First term will dominate in the beginning. It will determine what is the first digit of the number. Second term could influence the first digit, but it could not reach such heights because it lacks one power of 100. However, as $n$ becomes greater, so $C_n^1$ increase and eventually it will reach magic number 100 or higher. We could attempt to calculate after which power first digit will change from 1 to 2:

$C_n^1 =\frac{n!}{n-1!1!}=\frac{n-1!n}{n-1!1!}=\frac{n}{1!}=n=100$

However, it is underestimation, because we do not include consequent terms. Thus, greater $n$ , greater influence of a consequente terms on a first digit.
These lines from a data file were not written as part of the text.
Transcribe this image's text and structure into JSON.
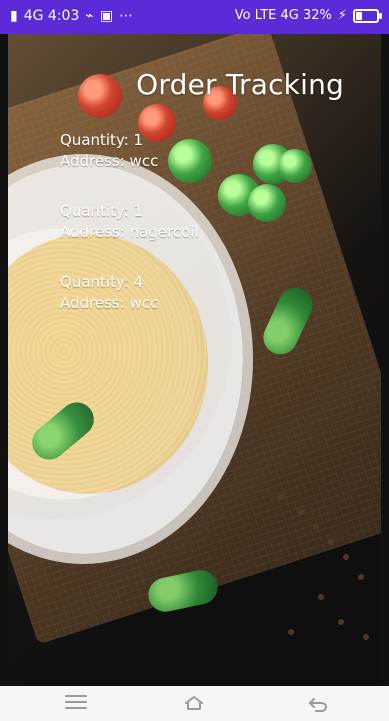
{
  "status_bar": {
    "left_text": "4G 4:03",
    "left_icons": [
      "signal-icon",
      "usb-icon",
      "notification-icon",
      "more-icon"
    ],
    "right_text": "Vo LTE 4G 32%",
    "battery_percent": 32,
    "battery_icon": "battery-icon",
    "charging_icon": "charging-icon"
  },
  "page": {
    "title": "Order Tracking",
    "orders": [
      {
        "quantity_label": "Quantity: 1",
        "address_label": "Address: wcc"
      },
      {
        "quantity_label": "Quantity: 1",
        "address_label": "Address: nagercoil"
      },
      {
        "quantity_label": "Quantity: 4",
        "address_label": "Address: wcc"
      }
    ]
  },
  "nav_bar": {
    "left_icon": "menu-icon",
    "center_icon": "home-icon",
    "right_icon": "back-icon"
  },
  "colors": {
    "status_bar_bg": "#5a2bd6",
    "nav_bar_bg": "#f6f6f6",
    "text": "#ffffff"
  }
}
The power can be written as $\sum_{k = 0}^n \left(\begin{array}{c} n \\ k \end{array}\right) 10^{2k}.$ The first digit would be the coefficient of $10^{2n}$ , which is 1, unless there is carry from terms farther down the line.

The last example where there is no carry over in the sum at all is $101^8 = 10828567056280801.$ After that comes $101^9 = 1093685272684360901,$ where the coefficients of $10^4$ and $10^5$ are equal to 126.

We will certainly have carry over to the first digit if the second coefficient is 100 or greater. Thus

$101^{100} = \cdots + 100\cdot 10^{198} + 1\cdot 10^{200} = \cdots + 2\cdot 10^{200}.$

Assuming the pattern continues, as it should (and does), the has to come a point where digits must be carried over. This will come sooner in some base systems, and later in others, but it must come

If you look at the numbers the question gives us,

= 101 = 10201 = 1030301 = 104060401

You can see that the numbers in the 3rd column are increasing consistently by one, (1,2,3,4) so eventually they will go up to 9, and then 10, and then the 2nd column which was all zeros before, will be ones, and then eventually the second column too will add up and up (1,2,3,4,5,6,7,8,9,10) and then the first column will have a 2 in it..... and then eventually a 3 and a 4 and a.... anyways no not all powers of 101 will begin with one.

101 10201 1030301 10460401 There is a pattern which is the third digit from the left. The number goes up in 1 therefore at some point the first digit will be two.